Promotores pedem socorro ao Senado contra ‘retrocesso’ patrocinado por Motta na lei antifacção
Não adianta dizer que se trata de narrativa. Ou de que tudo é invenção do Planalto. Hugo Motta e os açodados deputados que votaram o projeto de lei antifacção e buscam impor o mesmo ritmo frenético aos senadores deveriam ler o artigo do procurador-geral de Justiça, Paulo Sérgio de Oliveira e Costa, e dos promotores Lincoln Gakiya e Aluísio Antonio Maciel Neto, do Ministério Público de São Paulo, publicado no Blog do Fausto Macedo.
Primeiro porque entre os autores estão alguns dos responsáveis pelas mais importantes ações contra o crime organizado no País.
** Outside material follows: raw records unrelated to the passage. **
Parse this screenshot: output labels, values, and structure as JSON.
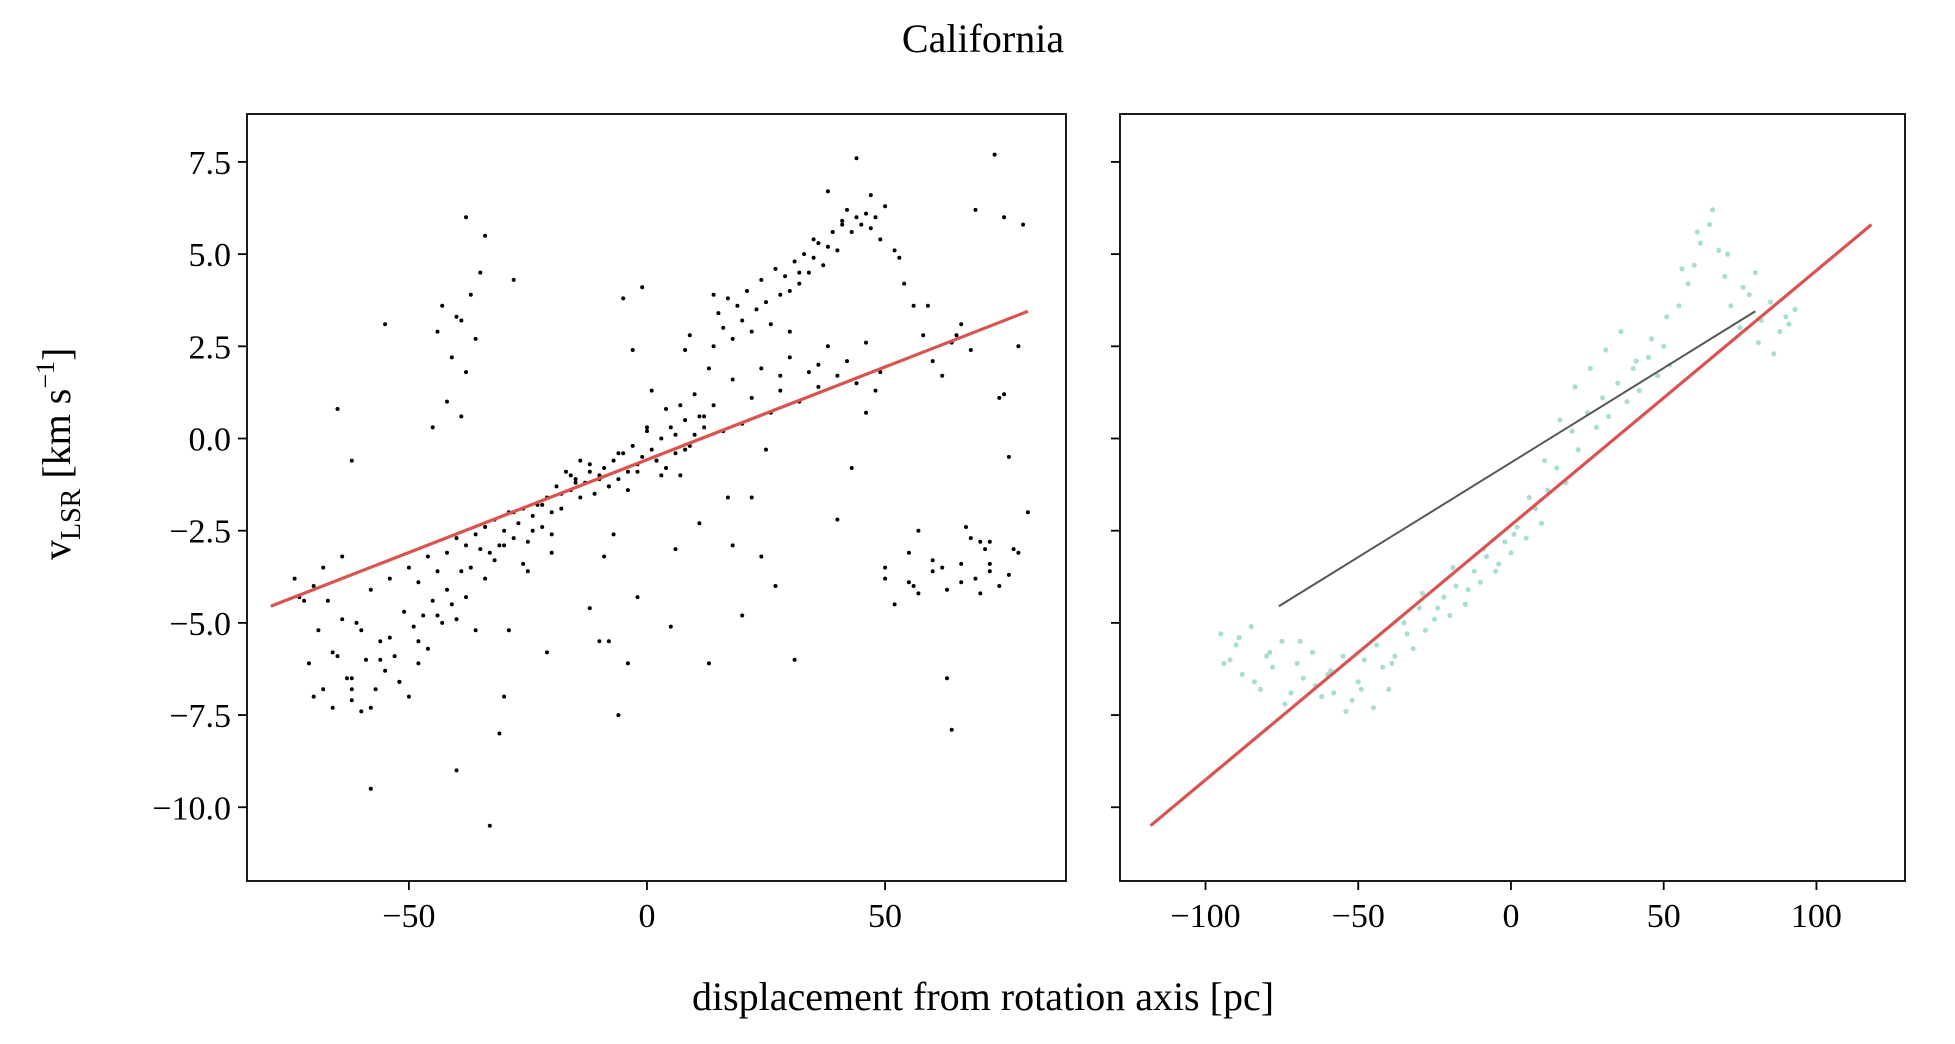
{
  "figure": {
    "title": "California",
    "xlabel": "displacement from rotation axis [pc]",
    "ylabel_main": "v",
    "ylabel_sub": "LSR",
    "ylabel_unit_a": " [km s",
    "ylabel_unit_sup": "−1",
    "ylabel_unit_b": "]"
  },
  "colors": {
    "points_left": "#000000",
    "points_right": "#66c2a5",
    "fit_line": "#d9534f",
    "grey_line": "#555555"
  },
  "chart_data": [
    {
      "type": "scatter",
      "xlim": [
        -84,
        88
      ],
      "ylim": [
        -12,
        8.8
      ],
      "xticks": [
        -50,
        0,
        50
      ],
      "xtick_labels": [
        "−50",
        "0",
        "50"
      ],
      "yticks": [
        7.5,
        5.0,
        2.5,
        0.0,
        -2.5,
        -5.0,
        -7.5,
        -10.0
      ],
      "ytick_labels": [
        "7.5",
        "5.0",
        "2.5",
        "0.0",
        "−2.5",
        "−5.0",
        "−7.5",
        "−10.0"
      ],
      "grid": false,
      "series": [
        {
          "x": [
            -73,
            -71,
            -70,
            -69,
            -68,
            -67,
            -66,
            -65,
            -64,
            -63,
            -62,
            -61,
            -60,
            -59,
            -58,
            -57,
            -56,
            -55,
            -54,
            -53,
            -52,
            -51,
            -50,
            -49,
            -48,
            -47,
            -46,
            -45,
            -44,
            -43,
            -42,
            -41,
            -40,
            -39,
            -38,
            -37,
            -36,
            -35,
            -34,
            -33,
            -32,
            -31,
            -30,
            -29,
            -28,
            -27,
            -26,
            -25,
            -24,
            -23,
            -22,
            -21,
            -20,
            -19,
            -18,
            -17,
            -16,
            -15,
            -14,
            -13,
            -12,
            -11,
            -10,
            -9,
            -8,
            -7,
            -6,
            -5,
            -4,
            -3,
            -2,
            -1,
            0,
            1,
            2,
            3,
            4,
            5,
            6,
            7,
            8,
            9,
            10,
            11,
            12,
            13,
            14,
            15,
            16,
            17,
            18,
            19,
            20,
            21,
            22,
            23,
            24,
            25,
            26,
            27,
            28,
            29,
            30,
            31,
            32,
            33,
            34,
            35,
            36,
            37,
            38,
            39,
            40,
            41,
            42,
            43,
            44,
            45,
            46,
            47,
            48,
            49,
            50,
            52,
            54,
            56,
            58,
            60,
            62,
            64,
            66,
            68,
            70,
            72,
            74,
            76,
            78,
            -72,
            -70,
            -68,
            -66,
            -64,
            -62,
            -60,
            -58,
            -56,
            -54,
            -52,
            -50,
            -48,
            -46,
            -44,
            -42,
            -40,
            -38,
            -36,
            -34,
            -32,
            -30,
            -28,
            -26,
            -24,
            -22,
            -20,
            -18,
            -16,
            -14,
            -12,
            -10,
            -8,
            -6,
            -4,
            -2,
            0,
            2,
            4,
            6,
            8,
            10,
            12,
            14,
            16,
            18,
            20,
            22,
            24,
            26,
            28,
            30,
            32,
            34,
            36,
            38,
            40,
            42,
            44,
            46,
            48,
            50,
            55,
            57,
            60,
            63,
            66,
            69,
            72,
            75,
            78,
            -45,
            -44,
            -43,
            -42,
            -41,
            -40,
            -39,
            -38,
            -37,
            -36,
            -35,
            -34,
            -38,
            -39,
            -40,
            -65,
            -62,
            -58,
            -33,
            -31,
            -30,
            -29,
            -28,
            -25,
            -21,
            -12,
            -10,
            -9,
            -7,
            -5,
            -3,
            -1,
            1,
            3,
            5,
            7,
            9,
            11,
            13,
            18,
            22,
            25,
            28,
            30,
            32,
            35,
            38,
            41,
            44,
            47,
            50,
            52,
            55,
            57,
            60,
            63,
            64,
            66,
            68,
            70,
            72,
            73,
            75,
            77,
            79,
            80,
            -74,
            -62,
            -55,
            -48,
            -20,
            -15,
            -8,
            -6,
            -4,
            -2,
            6,
            8,
            14,
            17,
            20,
            24,
            27,
            31,
            36,
            40,
            43,
            46,
            49,
            53,
            56,
            59,
            62,
            65,
            67,
            69,
            71,
            74,
            76
          ],
          "y": [
            -4.3,
            -6.1,
            -7.0,
            -5.2,
            -6.8,
            -4.4,
            -7.3,
            -5.9,
            -3.2,
            -6.5,
            -7.1,
            -5.0,
            -7.4,
            -6.0,
            -4.1,
            -6.8,
            -5.5,
            -6.3,
            -3.8,
            -5.9,
            -6.6,
            -4.7,
            -3.5,
            -5.1,
            -3.9,
            -4.8,
            -3.2,
            -4.4,
            -3.6,
            -5.0,
            -3.1,
            -4.5,
            -2.7,
            -3.6,
            -2.9,
            -3.5,
            -2.6,
            -3.0,
            -2.4,
            -3.1,
            -2.2,
            -2.9,
            -2.5,
            -2.0,
            -2.7,
            -2.3,
            -1.9,
            -2.8,
            -2.1,
            -1.8,
            -2.4,
            -1.6,
            -2.0,
            -1.3,
            -1.9,
            -0.9,
            -1.4,
            -1.1,
            -0.6,
            -1.2,
            -0.9,
            -1.5,
            -1.0,
            -0.8,
            -1.3,
            -0.6,
            -1.1,
            -0.4,
            -0.9,
            -0.2,
            -0.7,
            -0.5,
            0.2,
            -0.3,
            -0.6,
            0.0,
            -0.8,
            0.3,
            -0.4,
            -1.0,
            0.5,
            -0.2,
            0.1,
            0.6,
            0.3,
            1.9,
            2.5,
            3.4,
            3.0,
            3.8,
            2.7,
            3.6,
            3.2,
            4.0,
            2.9,
            3.5,
            4.3,
            3.7,
            3.1,
            4.6,
            3.9,
            4.4,
            4.0,
            4.8,
            4.2,
            5.0,
            4.5,
            4.9,
            5.3,
            4.7,
            5.2,
            5.6,
            5.1,
            5.9,
            6.2,
            5.6,
            6.0,
            5.8,
            6.1,
            5.7,
            6.0,
            5.4,
            6.3,
            5.1,
            4.2,
            3.6,
            2.8,
            2.1,
            1.7,
            2.6,
            3.1,
            2.4,
            -2.8,
            -3.4,
            -4.0,
            -3.7,
            -3.1,
            -4.4,
            -4.0,
            -3.5,
            -5.8,
            -4.9,
            -6.5,
            -5.2,
            -7.3,
            -6.0,
            -5.4,
            -6.6,
            -7.0,
            -6.1,
            -5.7,
            -4.8,
            -4.1,
            -4.9,
            -4.3,
            -5.2,
            -3.8,
            -3.3,
            -2.9,
            -2.0,
            -3.4,
            -2.5,
            -1.8,
            -2.6,
            -1.5,
            -1.0,
            -1.6,
            -0.7,
            -1.1,
            -1.3,
            -0.4,
            -1.4,
            -0.9,
            0.3,
            -0.6,
            0.8,
            0.1,
            -0.3,
            1.2,
            0.6,
            0.9,
            0.2,
            1.6,
            0.4,
            1.1,
            1.9,
            0.7,
            1.3,
            2.2,
            1.0,
            1.8,
            1.4,
            2.5,
            1.7,
            2.1,
            1.5,
            2.6,
            1.3,
            -3.5,
            -3.9,
            -4.2,
            -3.6,
            -4.1,
            -3.4,
            -3.8,
            -2.8,
            1.2,
            2.5,
            0.3,
            2.9,
            3.6,
            1.0,
            2.2,
            3.3,
            0.6,
            1.8,
            3.9,
            2.7,
            4.5,
            5.5,
            6.0,
            3.2,
            -9.0,
            0.8,
            -6.8,
            -9.5,
            -10.5,
            -8.0,
            -7.0,
            -5.2,
            4.3,
            -3.6,
            -5.8,
            -4.6,
            -5.5,
            -3.2,
            -2.6,
            3.8,
            2.4,
            4.1,
            1.3,
            -1.0,
            -5.1,
            0.9,
            2.8,
            -2.3,
            -6.1,
            -2.9,
            -1.6,
            -0.3,
            1.7,
            2.9,
            4.5,
            5.4,
            6.7,
            5.8,
            7.6,
            6.6,
            -3.8,
            -4.5,
            -3.1,
            -2.5,
            -3.3,
            -6.5,
            -7.9,
            -3.9,
            -2.7,
            -4.2,
            -3.6,
            7.7,
            6.0,
            -3.0,
            5.8,
            -2.0,
            -3.8,
            -0.6,
            3.1,
            -5.5,
            -3.1,
            -1.2,
            -5.5,
            -7.5,
            -6.1,
            -4.3,
            -3.0,
            2.4,
            3.9,
            -1.6,
            -4.8,
            -3.2,
            -4.0,
            -6.0,
            2.0,
            -2.2,
            -0.8,
            0.7,
            1.8,
            4.9,
            -4.0,
            3.6,
            -3.5,
            2.8,
            -2.4,
            6.2,
            -3.0,
            1.1,
            -0.5
          ]
        }
      ],
      "fit_line": {
        "x": [
          -79,
          80
        ],
        "y": [
          -4.55,
          3.45
        ]
      }
    },
    {
      "type": "scatter",
      "xlim": [
        -128,
        129
      ],
      "ylim": [
        -12,
        8.8
      ],
      "xticks": [
        -100,
        -50,
        0,
        50,
        100
      ],
      "xtick_labels": [
        "−100",
        "−50",
        "0",
        "50",
        "100"
      ],
      "yticks": [
        7.5,
        5.0,
        2.5,
        0.0,
        -2.5,
        -5.0,
        -7.5,
        -10.0
      ],
      "ytick_labels": [],
      "grid": false,
      "series": [
        {
          "x": [
            -95,
            -92,
            -90,
            -88,
            -85,
            -82,
            -80,
            -78,
            -75,
            -72,
            -70,
            -68,
            -65,
            -62,
            -60,
            -58,
            -55,
            -52,
            -50,
            -48,
            -45,
            -42,
            -40,
            -38,
            -35,
            -32,
            -30,
            -28,
            -25,
            -22,
            -20,
            -18,
            -15,
            -12,
            -10,
            -8,
            -5,
            -2,
            0,
            2,
            5,
            8,
            10,
            12,
            15,
            18,
            20,
            22,
            25,
            28,
            30,
            32,
            35,
            38,
            40,
            42,
            45,
            48,
            50,
            52,
            55,
            58,
            60,
            62,
            65,
            68,
            70,
            72,
            75,
            78,
            80,
            82,
            85,
            88,
            90,
            93,
            -94,
            -89,
            -84,
            -79,
            -74,
            -69,
            -64,
            -59,
            -54,
            -49,
            -44,
            -39,
            -34,
            -29,
            -24,
            -19,
            -14,
            -9,
            -4,
            1,
            6,
            11,
            16,
            21,
            26,
            31,
            36,
            41,
            46,
            51,
            56,
            61,
            66,
            71,
            76,
            81,
            86,
            91
          ],
          "y": [
            -5.3,
            -6.0,
            -5.6,
            -6.4,
            -5.1,
            -6.8,
            -5.9,
            -6.2,
            -5.5,
            -6.9,
            -6.1,
            -6.5,
            -5.8,
            -7.0,
            -6.4,
            -6.9,
            -5.9,
            -7.1,
            -6.6,
            -6.0,
            -7.3,
            -6.2,
            -6.8,
            -5.9,
            -5.0,
            -5.7,
            -4.6,
            -5.2,
            -4.9,
            -4.3,
            -4.8,
            -4.0,
            -4.5,
            -3.6,
            -3.9,
            -3.2,
            -3.6,
            -2.8,
            -3.1,
            -2.4,
            -2.7,
            -1.9,
            -2.3,
            -1.4,
            -0.8,
            -1.2,
            0.2,
            -0.3,
            0.7,
            0.3,
            1.1,
            0.6,
            1.5,
            1.0,
            1.9,
            1.3,
            2.2,
            1.7,
            2.5,
            2.0,
            3.6,
            4.2,
            4.7,
            5.3,
            5.8,
            5.1,
            4.4,
            3.6,
            3.0,
            3.9,
            4.5,
            3.2,
            3.7,
            2.9,
            3.3,
            3.5,
            -6.1,
            -5.4,
            -6.6,
            -5.8,
            -7.2,
            -5.5,
            -6.7,
            -6.3,
            -7.4,
            -6.8,
            -5.6,
            -6.1,
            -5.3,
            -4.2,
            -4.6,
            -3.5,
            -4.1,
            -3.0,
            -3.4,
            -2.6,
            -1.6,
            -0.6,
            0.5,
            1.4,
            1.9,
            2.4,
            2.9,
            2.1,
            2.7,
            3.3,
            4.6,
            5.6,
            6.2,
            5.0,
            4.1,
            2.6,
            2.3,
            3.1
          ]
        }
      ],
      "fit_line": {
        "x": [
          -118,
          118
        ],
        "y": [
          -10.5,
          5.8
        ]
      },
      "grey_line": {
        "x": [
          -76,
          80
        ],
        "y": [
          -4.55,
          3.45
        ]
      }
    }
  ]
}
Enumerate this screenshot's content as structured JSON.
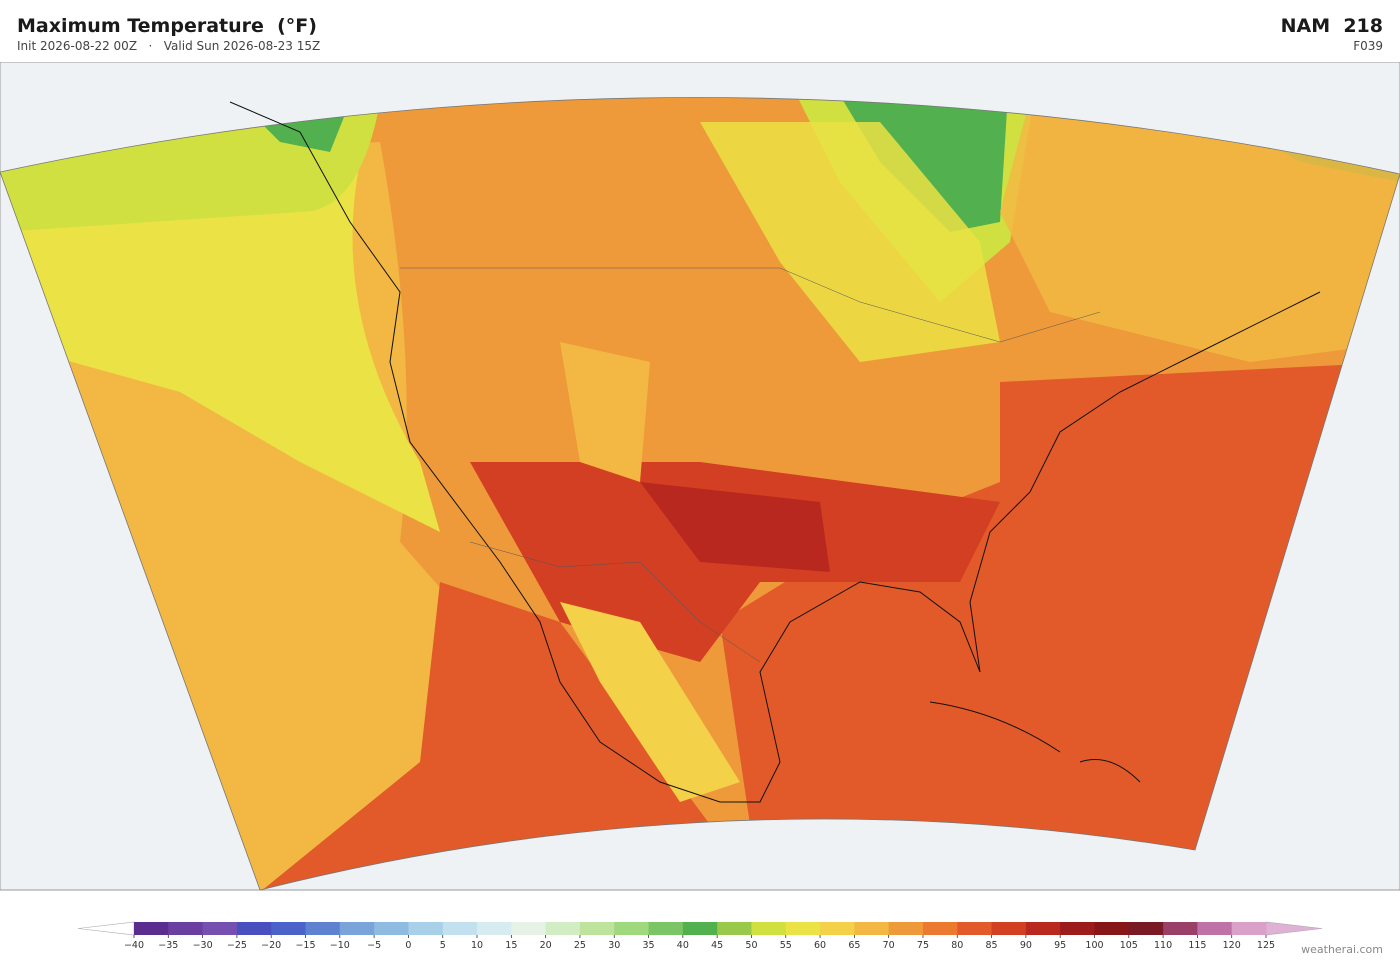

Não é à toa que Gakiya tem a cabeça a prêmio pelo PCC. Eles elogiam os avanços do projeto. Listam a ação civil autônoma de extinção de domínio, a criação do crime de domínio social estruturado, a repartição entre União e Estados dos bens apreendidos, o endurecimento da progressão de regime carcerário e os instrumentos de cooperação e inteligência. Só então abordam o retrocesso patrocinado por Motta.

Dizem: “A retirada de parte dos homicídios da competência do Tribunal do Júri para levá-los às Varas Criminais Colegiadas. Homicídios de organizações criminosas ultraviolentas, milícias ou grupos paramilitares, quando ligados ao domínio social estruturado, deixam de ser julgados pelo povo.” Fatia-se por lei ordinária, apesar da Constituição, a competência do júri.
E explicam por que isso ajudará os bandidos: “Pelo Tema 1.068 do STF, as condenações do júri admitem execução imediata. Nas mortes praticadas por organizações criminosas, isso significa resposta penal mais célere do que em grande parte dos processos decididos por juízes togados.” E prosseguem: “O projeto cria efeito colateral pouco discutido: abre-se espaço para que tribunais superiores se debrucem, por anos, sobre a valoração da prova travestida de discussão jurídica, em recursos sucessivos e protelatórios, empurrando o trânsito em julgado para muito adiante e permitindo, não raro, que penas só comecem a ser cumpridas décadas depois do crime (se cumpridas).”

Ou seja, em vez da resposta célere que hoje se obtém no júri, corre-se o risco de ampliar a impunidade. Os autores mostram a solução: “Se o problema é segurança, a solução já está ao alcance do legislador, sem necessidade de expulsar o povo do julgamento, com o uso de videoconferência, o anonimato dos jurados e o fortalecimento do desaforamento.” Citam o caso do chefão do PCC julgado e condenado pelo júri em 2025 em ambiente remoto. O que protegeu o processo não foi a retirada do júri, mas a tecnologia a serviço da Justiça. Concordar com os autores do artigo significa, em última análise, não fazer o jogo do crime organizado.